The octagonal Baptistery is one of the supreme monuments of the Italian Romanesque style and one of Florence's oldest structures. It's been given new luster, as a years'-long restoration of the facade was completed in autumn 2015. Local legend has it that it was once a Roman temple dedicated to Mars (it wasn't), and modern excavations suggest that its foundations date from the 1st century AD. The round Romanesque arches on the exterior date from the 11th century, and the interior dome mosaics from the beginning of the mid-13th century are justly renowned, but—glittering beauties though they are—they could never outshine the building's famed bronze Renaissance doors decorated with panels crafted by Lorenzo Ghiberti. These doors—or at least copies of them—on which Ghiberti worked most of his adult life (1403–52) are on the north and east sides of the Baptistery, and the Gothic panels on the south door were designed by Andrea Pisano (circa 1290–1348) in 1330. Ghiberti's original doors were removed to protect them from the effects of pollution and acid rain and have been beautifully restored. Ghiberti's north doors depict scenes from the life of Christ; his later east doors (dating 1425–52), facing the Duomo facade, render scenes from the Old Testament. Both merit close examination, for they are very different in style and illustrate the artistic changes that marked the beginning of the Renaissance. Look at the far right panel of the middle row on the earlier (1403–24) north doors (Jesus Calming the Waters). Ghiberti here captured the chaos of a storm at sea with great skill and economy, but the artistic conventions he used are basically pre-Renaissance: Jesus is the most important figure, so he is the largest; the disciples are next in size, being next in importance; the ship on which they founder looks like a mere toy.

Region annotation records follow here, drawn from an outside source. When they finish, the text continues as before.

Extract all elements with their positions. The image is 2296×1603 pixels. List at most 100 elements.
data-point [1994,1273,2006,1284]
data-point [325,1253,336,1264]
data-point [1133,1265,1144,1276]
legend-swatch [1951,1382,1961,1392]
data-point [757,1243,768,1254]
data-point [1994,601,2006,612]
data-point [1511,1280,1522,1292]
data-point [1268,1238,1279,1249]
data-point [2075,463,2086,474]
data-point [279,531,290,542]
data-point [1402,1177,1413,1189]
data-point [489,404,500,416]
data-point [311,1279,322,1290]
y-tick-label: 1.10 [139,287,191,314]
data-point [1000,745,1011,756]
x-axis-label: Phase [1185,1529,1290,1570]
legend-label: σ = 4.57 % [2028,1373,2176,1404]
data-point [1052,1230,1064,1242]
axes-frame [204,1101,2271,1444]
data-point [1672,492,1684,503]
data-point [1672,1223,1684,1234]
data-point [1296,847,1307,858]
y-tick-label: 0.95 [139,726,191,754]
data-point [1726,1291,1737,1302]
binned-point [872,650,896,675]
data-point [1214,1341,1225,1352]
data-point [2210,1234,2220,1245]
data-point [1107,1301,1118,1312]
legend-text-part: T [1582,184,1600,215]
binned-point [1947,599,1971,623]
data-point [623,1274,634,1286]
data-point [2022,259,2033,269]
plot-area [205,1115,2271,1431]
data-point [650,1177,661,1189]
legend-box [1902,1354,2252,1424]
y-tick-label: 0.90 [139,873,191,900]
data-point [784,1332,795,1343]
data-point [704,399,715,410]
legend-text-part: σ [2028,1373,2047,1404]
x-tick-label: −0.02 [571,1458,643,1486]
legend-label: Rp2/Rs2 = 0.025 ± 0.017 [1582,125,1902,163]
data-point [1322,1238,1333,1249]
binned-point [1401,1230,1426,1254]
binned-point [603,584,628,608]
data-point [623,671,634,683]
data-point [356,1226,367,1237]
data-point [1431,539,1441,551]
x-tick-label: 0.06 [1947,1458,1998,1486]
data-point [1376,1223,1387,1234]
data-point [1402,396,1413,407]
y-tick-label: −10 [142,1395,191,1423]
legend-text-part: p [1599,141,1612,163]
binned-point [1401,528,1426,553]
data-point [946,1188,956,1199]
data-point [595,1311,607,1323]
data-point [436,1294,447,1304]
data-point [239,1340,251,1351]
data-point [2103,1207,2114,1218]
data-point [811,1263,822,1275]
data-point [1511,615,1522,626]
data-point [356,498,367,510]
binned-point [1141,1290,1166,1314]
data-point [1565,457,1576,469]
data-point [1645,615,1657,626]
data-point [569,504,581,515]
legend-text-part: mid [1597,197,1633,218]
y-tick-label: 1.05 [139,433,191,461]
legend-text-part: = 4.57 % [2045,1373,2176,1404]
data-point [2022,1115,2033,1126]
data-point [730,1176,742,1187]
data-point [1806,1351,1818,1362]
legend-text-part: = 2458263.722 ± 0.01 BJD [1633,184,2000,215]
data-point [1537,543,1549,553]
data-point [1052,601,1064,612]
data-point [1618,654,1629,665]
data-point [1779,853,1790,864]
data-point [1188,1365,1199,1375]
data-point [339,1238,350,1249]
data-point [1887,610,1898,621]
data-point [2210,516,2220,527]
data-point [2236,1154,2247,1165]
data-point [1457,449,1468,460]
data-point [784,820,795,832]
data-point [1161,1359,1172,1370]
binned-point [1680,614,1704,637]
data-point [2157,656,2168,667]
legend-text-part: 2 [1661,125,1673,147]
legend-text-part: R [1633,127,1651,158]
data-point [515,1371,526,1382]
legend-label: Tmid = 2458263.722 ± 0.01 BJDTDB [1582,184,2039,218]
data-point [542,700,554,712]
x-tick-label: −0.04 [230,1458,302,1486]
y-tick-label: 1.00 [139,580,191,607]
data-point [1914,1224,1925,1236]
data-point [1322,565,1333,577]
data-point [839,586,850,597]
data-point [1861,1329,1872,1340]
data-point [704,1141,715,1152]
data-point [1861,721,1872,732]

The exquisitely rendered panels on the east doors are larger, more expansive, more sweeping—and more convincing. The middle panel on the left-hand door tells the story of Jacob and Esau, and the various episodes of the story—the selling of the birthright, Isaac ordering Esau to go hunting, the blessing of Jacob, and so forth—have been merged into a single beautifully realized street scene. Ghiberti's use of perspective suggests depth: the background architecture looks far more credible than on the north-door panels, the figures in the foreground are grouped realistically, and the naturalism and grace of the poses (look at Esau's left leg and the dog next to him) have nothing to do with the sacred message being conveyed. Although the religious content remains, the figures and their place in the natural world are given new prominence, and are portrayed with a realism not seen in art since the fall of the Roman Empire nearly a thousand years before.

As a footnote to Ghiberti's panels, one small detail of the east doors is worth a special look. To the lower left of the Jacob and Esau panel, Ghiberti placed a tiny self-portrait bust. From either side, the portrait is extremely appealing—Ghiberti looks like everyone's favorite uncle—but the bust is carefully placed so that you can make direct eye contact with the tiny head from a single spot. When that contact is made, the impression of intelligent life—of modern intelligent life—is astonishing. It's no wonder that these doors received one of the most famous compliments in the history of art from an artist known to be notoriously stingy with praise: Michelangelo declared them so beautiful that they could serve as the Gates of Paradise.